Thursday, January 19, 2012

Dave Shank Quintet: Soundproof

Rhombus Records
By Ric Bang
Buy CD: Soundproof

Dave Shank is living proof of a valuable adage: If at first you don’t succeed, try it a different way. He began his musical career in high school, as a trumpeter — as he puts it, “not a very good one” — so he switched to vibes. It was the best move he ever made.

After a stint in the armed forces, he earned a bachelor of arts degree in theory and composition at the University of Nevada. He then spent most of his early professional years playing for headline acts on the Las Vegas strip, and performing with local jazz groups. He moved to Los Angeles and worked with the likes of Quincy Jones and others, and in bands supporting name acts such as Frank Sinatra, Dionne Warwick, Linda Ronstadt and Bette Midler. Shank also joined guitarist Tim Weston’s jazz quintet Wishful Thinking.

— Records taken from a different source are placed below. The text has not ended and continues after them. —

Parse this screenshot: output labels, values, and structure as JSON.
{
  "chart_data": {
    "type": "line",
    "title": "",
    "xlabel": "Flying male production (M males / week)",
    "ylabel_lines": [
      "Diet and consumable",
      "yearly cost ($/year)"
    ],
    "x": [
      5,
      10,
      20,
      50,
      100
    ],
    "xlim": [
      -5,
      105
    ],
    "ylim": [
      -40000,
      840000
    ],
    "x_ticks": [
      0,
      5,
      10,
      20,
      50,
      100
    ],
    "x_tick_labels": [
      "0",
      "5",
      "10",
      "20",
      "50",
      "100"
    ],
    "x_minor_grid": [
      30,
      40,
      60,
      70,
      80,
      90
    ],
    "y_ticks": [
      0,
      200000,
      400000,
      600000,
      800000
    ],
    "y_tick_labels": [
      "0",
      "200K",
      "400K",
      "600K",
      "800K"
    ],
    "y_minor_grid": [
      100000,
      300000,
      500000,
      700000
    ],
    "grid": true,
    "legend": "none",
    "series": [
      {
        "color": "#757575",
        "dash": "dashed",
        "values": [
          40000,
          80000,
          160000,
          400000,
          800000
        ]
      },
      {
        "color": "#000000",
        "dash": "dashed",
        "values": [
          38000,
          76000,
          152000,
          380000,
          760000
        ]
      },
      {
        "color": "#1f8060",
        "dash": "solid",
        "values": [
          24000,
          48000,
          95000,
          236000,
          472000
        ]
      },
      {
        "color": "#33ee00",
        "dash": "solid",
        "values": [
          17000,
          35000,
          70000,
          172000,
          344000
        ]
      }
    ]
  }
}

After relocating to New York City, Shank worked extensively on Broadway but nonetheless found time for other projects; you can here his vibes on the Steely Dan album Two Against Nature.

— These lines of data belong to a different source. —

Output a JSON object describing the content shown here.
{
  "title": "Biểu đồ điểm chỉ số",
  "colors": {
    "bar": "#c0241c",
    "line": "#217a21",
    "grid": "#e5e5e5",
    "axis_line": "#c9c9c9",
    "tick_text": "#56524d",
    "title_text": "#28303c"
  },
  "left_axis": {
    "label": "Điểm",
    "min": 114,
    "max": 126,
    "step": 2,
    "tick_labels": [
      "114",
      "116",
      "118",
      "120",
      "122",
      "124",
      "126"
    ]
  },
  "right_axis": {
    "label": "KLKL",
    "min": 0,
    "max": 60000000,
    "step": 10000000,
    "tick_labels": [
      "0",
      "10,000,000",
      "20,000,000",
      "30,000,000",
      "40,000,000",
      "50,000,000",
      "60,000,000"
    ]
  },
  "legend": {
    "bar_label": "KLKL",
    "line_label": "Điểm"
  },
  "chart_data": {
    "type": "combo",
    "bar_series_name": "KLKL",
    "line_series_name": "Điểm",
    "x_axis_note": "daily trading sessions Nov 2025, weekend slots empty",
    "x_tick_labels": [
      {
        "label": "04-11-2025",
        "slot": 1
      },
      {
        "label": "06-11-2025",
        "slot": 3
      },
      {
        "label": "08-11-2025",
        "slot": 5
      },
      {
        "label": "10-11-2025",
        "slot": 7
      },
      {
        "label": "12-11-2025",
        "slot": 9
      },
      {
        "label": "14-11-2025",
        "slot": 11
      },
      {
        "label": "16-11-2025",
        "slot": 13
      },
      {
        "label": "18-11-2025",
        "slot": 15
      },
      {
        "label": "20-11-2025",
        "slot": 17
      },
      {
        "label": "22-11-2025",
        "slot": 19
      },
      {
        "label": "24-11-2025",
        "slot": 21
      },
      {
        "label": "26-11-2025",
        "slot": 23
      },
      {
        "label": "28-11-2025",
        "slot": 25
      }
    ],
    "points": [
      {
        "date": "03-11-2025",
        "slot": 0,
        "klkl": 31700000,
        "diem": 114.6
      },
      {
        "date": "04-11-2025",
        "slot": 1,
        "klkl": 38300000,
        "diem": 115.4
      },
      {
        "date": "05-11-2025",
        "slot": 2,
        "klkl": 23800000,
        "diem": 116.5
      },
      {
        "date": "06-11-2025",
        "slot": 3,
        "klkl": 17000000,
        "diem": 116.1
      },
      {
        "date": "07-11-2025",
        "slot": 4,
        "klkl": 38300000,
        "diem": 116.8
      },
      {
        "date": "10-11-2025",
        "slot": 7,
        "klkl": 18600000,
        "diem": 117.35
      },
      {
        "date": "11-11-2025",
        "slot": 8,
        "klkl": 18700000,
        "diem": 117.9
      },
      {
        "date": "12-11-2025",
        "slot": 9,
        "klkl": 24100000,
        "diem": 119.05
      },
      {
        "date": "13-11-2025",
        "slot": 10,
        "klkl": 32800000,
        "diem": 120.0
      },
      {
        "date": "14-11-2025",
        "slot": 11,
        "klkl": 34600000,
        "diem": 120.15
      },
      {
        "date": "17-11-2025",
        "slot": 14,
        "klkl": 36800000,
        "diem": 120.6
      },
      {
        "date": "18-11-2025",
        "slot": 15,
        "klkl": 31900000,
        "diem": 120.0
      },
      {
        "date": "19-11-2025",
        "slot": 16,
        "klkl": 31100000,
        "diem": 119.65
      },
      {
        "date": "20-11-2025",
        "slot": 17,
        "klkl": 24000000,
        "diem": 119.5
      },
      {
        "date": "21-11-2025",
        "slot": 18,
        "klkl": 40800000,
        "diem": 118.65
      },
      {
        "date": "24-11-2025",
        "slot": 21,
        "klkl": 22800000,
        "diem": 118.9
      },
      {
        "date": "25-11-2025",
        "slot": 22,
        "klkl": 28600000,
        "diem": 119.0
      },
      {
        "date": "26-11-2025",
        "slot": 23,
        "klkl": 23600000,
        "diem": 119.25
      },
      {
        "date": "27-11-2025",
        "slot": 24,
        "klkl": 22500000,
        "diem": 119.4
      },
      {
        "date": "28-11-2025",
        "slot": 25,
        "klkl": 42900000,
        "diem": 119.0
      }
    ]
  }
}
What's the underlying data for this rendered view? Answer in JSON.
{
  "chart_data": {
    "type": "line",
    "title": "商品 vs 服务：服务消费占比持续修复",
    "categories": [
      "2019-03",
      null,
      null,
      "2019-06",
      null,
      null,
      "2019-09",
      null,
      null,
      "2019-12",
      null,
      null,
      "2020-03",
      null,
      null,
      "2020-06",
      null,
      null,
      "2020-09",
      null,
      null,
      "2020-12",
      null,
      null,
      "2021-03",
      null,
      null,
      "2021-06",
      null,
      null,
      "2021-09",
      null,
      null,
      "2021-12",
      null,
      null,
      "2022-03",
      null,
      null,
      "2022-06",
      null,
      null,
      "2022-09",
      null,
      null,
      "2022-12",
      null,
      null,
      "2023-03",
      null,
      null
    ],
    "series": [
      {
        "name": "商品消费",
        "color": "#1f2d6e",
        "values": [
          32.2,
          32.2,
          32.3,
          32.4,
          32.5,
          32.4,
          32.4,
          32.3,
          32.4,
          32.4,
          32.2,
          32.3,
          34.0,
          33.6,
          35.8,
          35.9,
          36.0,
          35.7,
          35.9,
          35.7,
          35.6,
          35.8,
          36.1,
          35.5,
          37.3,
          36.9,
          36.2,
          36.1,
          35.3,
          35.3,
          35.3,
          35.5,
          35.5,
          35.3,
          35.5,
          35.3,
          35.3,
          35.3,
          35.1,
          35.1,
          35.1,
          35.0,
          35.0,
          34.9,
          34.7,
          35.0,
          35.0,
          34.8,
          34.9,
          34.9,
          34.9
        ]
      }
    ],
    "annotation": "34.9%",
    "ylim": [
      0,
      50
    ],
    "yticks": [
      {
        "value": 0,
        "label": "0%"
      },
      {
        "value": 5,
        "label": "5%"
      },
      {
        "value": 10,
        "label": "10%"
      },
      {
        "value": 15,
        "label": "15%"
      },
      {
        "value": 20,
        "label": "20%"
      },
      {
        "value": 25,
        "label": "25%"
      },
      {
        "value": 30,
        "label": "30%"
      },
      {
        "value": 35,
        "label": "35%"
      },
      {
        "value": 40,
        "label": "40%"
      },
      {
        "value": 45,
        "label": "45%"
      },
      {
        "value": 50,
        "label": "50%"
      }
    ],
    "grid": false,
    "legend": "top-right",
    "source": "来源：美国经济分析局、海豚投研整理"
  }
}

The best indication of how highly Shank is regarded by his fellow artists is the cadre that joined him for this album: bassist John Patitucci, pianist Barry Miles, drummer Terry Silverlight, and saxman Mike Migliore.

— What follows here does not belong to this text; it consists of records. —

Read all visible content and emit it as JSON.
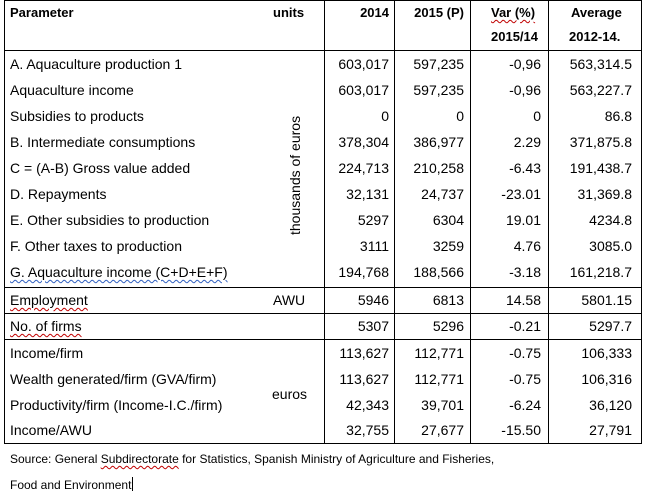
{
  "header": {
    "parameter": "Parameter",
    "units": "units",
    "y2014": "2014",
    "y2015": "2015 (P)",
    "var_l1": "Var (%)",
    "var_l2": "2015/14",
    "avg_l1": "Average",
    "avg_l2": "2012-14."
  },
  "units_labels": {
    "thousands": "thousands of euros",
    "awu": "AWU",
    "euros": "euros"
  },
  "rows": [
    {
      "label": "A. Aquaculture production 1",
      "v2014": "603,017",
      "v2015": "597,235",
      "var": "-0,96",
      "avg": "563,314.5"
    },
    {
      "label": "Aquaculture income",
      "v2014": "603,017",
      "v2015": "597,235",
      "var": "-0,96",
      "avg": "563,227.7"
    },
    {
      "label": "Subsidies to products",
      "v2014": "0",
      "v2015": "0",
      "var": "0",
      "avg": "86.8"
    },
    {
      "label": "B. Intermediate consumptions",
      "v2014": "378,304",
      "v2015": "386,977",
      "var": "2.29",
      "avg": "371,875.8"
    },
    {
      "label": "C = (A-B) Gross value added",
      "v2014": "224,713",
      "v2015": "210,258",
      "var": "-6.43",
      "avg": "191,438.7"
    },
    {
      "label": "D. Repayments",
      "v2014": "32,131",
      "v2015": "24,737",
      "var": "-23.01",
      "avg": "31,369.8"
    },
    {
      "label": "E. Other subsidies to production",
      "v2014": "5297",
      "v2015": "6304",
      "var": "19.01",
      "avg": "4234.8"
    },
    {
      "label": "F. Other taxes to production",
      "v2014": "3111",
      "v2015": "3259",
      "var": "4.76",
      "avg": "3085.0"
    },
    {
      "label": "G. Aquaculture income (C+D+E+F)",
      "v2014": "194,768",
      "v2015": "188,566",
      "var": "-3.18",
      "avg": "161,218.7"
    },
    {
      "label": "Employment",
      "v2014": "5946",
      "v2015": "6813",
      "var": "14.58",
      "avg": "5801.15"
    },
    {
      "label": "No. of firms",
      "v2014": "5307",
      "v2015": "5296",
      "var": "-0.21",
      "avg": "5297.7"
    },
    {
      "label": "Income/firm",
      "v2014": "113,627",
      "v2015": "112,771",
      "var": "-0.75",
      "avg": "106,333"
    },
    {
      "label": "Wealth generated/firm (GVA/firm)",
      "v2014": "113,627",
      "v2015": "112,771",
      "var": "-0.75",
      "avg": "106,316"
    },
    {
      "label": "Productivity/firm (Income-I.C./firm)",
      "v2014": "42,343",
      "v2015": "39,701",
      "var": "-6.24",
      "avg": "36,120"
    },
    {
      "label": "Income/AWU",
      "v2014": "32,755",
      "v2015": "27,677",
      "var": "-15.50",
      "avg": "27,791"
    }
  ],
  "source": {
    "prefix": "Source:  General  ",
    "squiggle": "Subdirectorate",
    "suffix": " for Statistics, Spanish Ministry of Agriculture and Fisheries,",
    "line2": "Food and Environment"
  }
}
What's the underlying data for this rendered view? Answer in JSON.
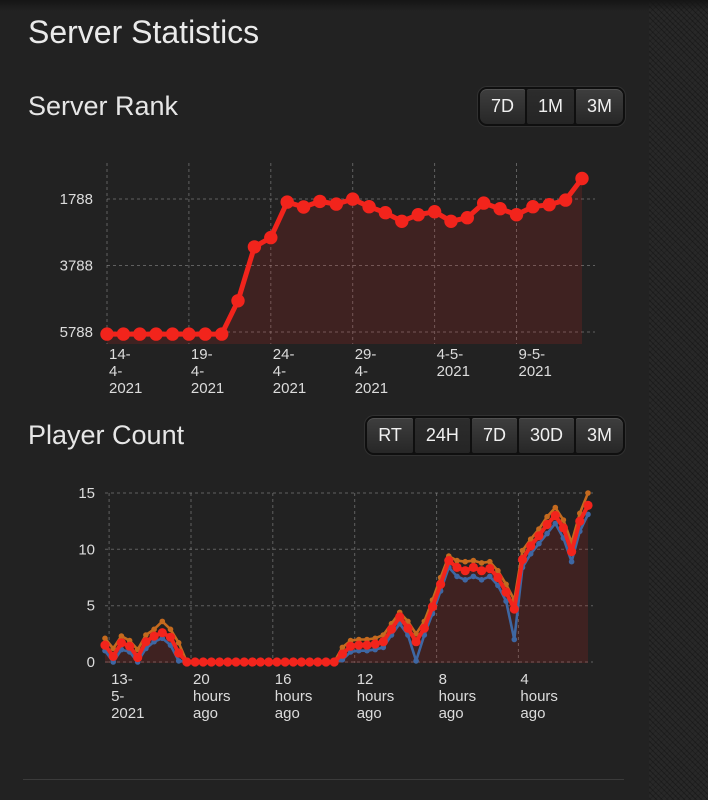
{
  "page": {
    "title": "Server Statistics"
  },
  "colors": {
    "background": "#222222",
    "accent_red": "#f2241c",
    "orange_max": "#c56a1e",
    "blue_min": "#3e67a3",
    "grid_line": "#939393",
    "area_fill": "rgba(242,36,28,0.14)",
    "heading_text": "#e6e6e6",
    "axis_text": "#dcdcdc",
    "divider": "#3b3b3b"
  },
  "rank_section": {
    "heading": "Server Rank",
    "buttons": [
      {
        "label": "7D",
        "active": false
      },
      {
        "label": "1M",
        "active": true
      },
      {
        "label": "3M",
        "active": false
      }
    ]
  },
  "player_section": {
    "heading": "Player Count",
    "buttons": [
      {
        "label": "RT",
        "active": false
      },
      {
        "label": "24H",
        "active": true
      },
      {
        "label": "7D",
        "active": false
      },
      {
        "label": "30D",
        "active": false
      },
      {
        "label": "3M",
        "active": false
      }
    ]
  },
  "chart_data": [
    {
      "id": "rank",
      "type": "line",
      "title": "Server Rank",
      "grid": "dashed",
      "y_axis_inverted": true,
      "y_ticks": [
        1788,
        3788,
        5788
      ],
      "y_range": [
        700,
        6150
      ],
      "x_tick_positions": [
        0,
        5,
        10,
        15,
        20,
        25
      ],
      "x_tick_labels": [
        [
          "14-",
          "4-",
          "2021"
        ],
        [
          "19-",
          "4-",
          "2021"
        ],
        [
          "24-",
          "4-",
          "2021"
        ],
        [
          "29-",
          "4-",
          "2021"
        ],
        [
          "4-5-",
          "2021"
        ],
        [
          "9-5-",
          "2021"
        ]
      ],
      "series": [
        {
          "name": "rank",
          "color": "#f2241c",
          "line_width": 5,
          "dot_radius": 6.7,
          "fill": true,
          "values": [
            5850,
            5850,
            5850,
            5850,
            5850,
            5850,
            5850,
            5850,
            4850,
            3230,
            2950,
            1880,
            2030,
            1860,
            1940,
            1790,
            2020,
            2200,
            2460,
            2260,
            2170,
            2460,
            2350,
            1910,
            2080,
            2260,
            2020,
            1960,
            1820,
            1170
          ]
        }
      ]
    },
    {
      "id": "players",
      "type": "line",
      "title": "Player Count",
      "grid": "dashed",
      "y_ticks": [
        0,
        5,
        10,
        15
      ],
      "y_range": [
        0,
        16
      ],
      "x_tick_positions": [
        0,
        10,
        20,
        30,
        40,
        50
      ],
      "x_tick_labels": [
        [
          "13-",
          "5-",
          "2021"
        ],
        [
          "20",
          "hours",
          "ago"
        ],
        [
          "16",
          "hours",
          "ago"
        ],
        [
          "12",
          "hours",
          "ago"
        ],
        [
          "8",
          "hours",
          "ago"
        ],
        [
          "4",
          "hours",
          "ago"
        ]
      ],
      "series": [
        {
          "name": "min-players",
          "color": "#3e67a3",
          "line_width": 2.6,
          "dot_radius": 2.8,
          "fill": false,
          "values": [
            1.0,
            0.0,
            1.1,
            0.9,
            0.0,
            1.2,
            1.8,
            2.1,
            1.5,
            0.1,
            0,
            0,
            0,
            0,
            0,
            0,
            0,
            0,
            0,
            0,
            0,
            0,
            0,
            0,
            0,
            0,
            0,
            0,
            0,
            0.2,
            0.9,
            1.0,
            1.0,
            1.1,
            1.3,
            2.4,
            3.4,
            2.4,
            0.1,
            2.4,
            4.3,
            6.3,
            8.4,
            7.6,
            7.3,
            7.6,
            7.3,
            7.6,
            6.8,
            5.4,
            2.0,
            8.4,
            9.6,
            10.5,
            11.4,
            12.3,
            11.0,
            8.9,
            11.6,
            13.1
          ]
        },
        {
          "name": "max-players",
          "color": "#c56a1e",
          "line_width": 2.6,
          "dot_radius": 2.8,
          "fill": false,
          "values": [
            2.1,
            1.2,
            2.3,
            1.9,
            1.1,
            2.4,
            2.9,
            3.6,
            2.9,
            1.7,
            0,
            0,
            0,
            0,
            0,
            0,
            0,
            0,
            0,
            0,
            0,
            0,
            0,
            0,
            0,
            0,
            0,
            0,
            0,
            1.3,
            1.9,
            2.0,
            2.0,
            2.1,
            2.4,
            3.4,
            4.4,
            3.6,
            2.5,
            3.6,
            5.5,
            7.5,
            9.4,
            9.0,
            8.9,
            9.0,
            8.8,
            8.9,
            8.1,
            6.9,
            5.5,
            9.9,
            10.9,
            11.8,
            12.9,
            13.7,
            12.6,
            10.6,
            13.2,
            15.0
          ]
        },
        {
          "name": "players",
          "color": "#f2241c",
          "line_width": 4,
          "dot_radius": 4.6,
          "fill": true,
          "values": [
            1.5,
            0.5,
            1.7,
            1.4,
            0.4,
            1.8,
            2.3,
            2.6,
            2.2,
            0.8,
            0,
            0,
            0,
            0,
            0,
            0,
            0,
            0,
            0,
            0,
            0,
            0,
            0,
            0,
            0,
            0,
            0,
            0,
            0,
            0.7,
            1.4,
            1.5,
            1.5,
            1.6,
            1.8,
            2.9,
            4.0,
            3.0,
            1.8,
            3.0,
            4.9,
            6.9,
            9.0,
            8.4,
            8.1,
            8.4,
            8.1,
            8.3,
            7.5,
            6.2,
            4.7,
            9.1,
            10.3,
            11.2,
            12.2,
            13.0,
            11.9,
            9.8,
            12.5,
            13.9
          ]
        }
      ]
    }
  ]
}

As for the result ... this is one of the swinging-est groups I’ve heard in a long time, and that applies to both the up-tempo and ballad charts.

Which brings me to Shank’s second major talent: He composed and arranged all the tracks on this album. True, he uses chord sequences and structures from several old standards in a couple of tunes — “Come Rain or Come Shine” becomes “Fair or Foul,” while “You’d Be So Nice to Come Home To” morphs into “Some Nice” — but the melodic lines are totally different.

Significant attention has been paid to each artist: Migliore and Shank compliment each other beautifully on the title track; Patitucci and Miles own “Alla Brevity”; Silverlight moves into the spotlight on “Last Resort”; and Shank’s vibe work is key to “Snoopin.’ ” Behind it all is the truly great rhythm section: You need only hear Patitucci’s first bar to realize that he’s one of the top bassists working today. Miles’ piano, both as backup and solo, is stellar; and Silverlight’s tasty drumming holds it all together.

Don’t miss this album; it really grooves.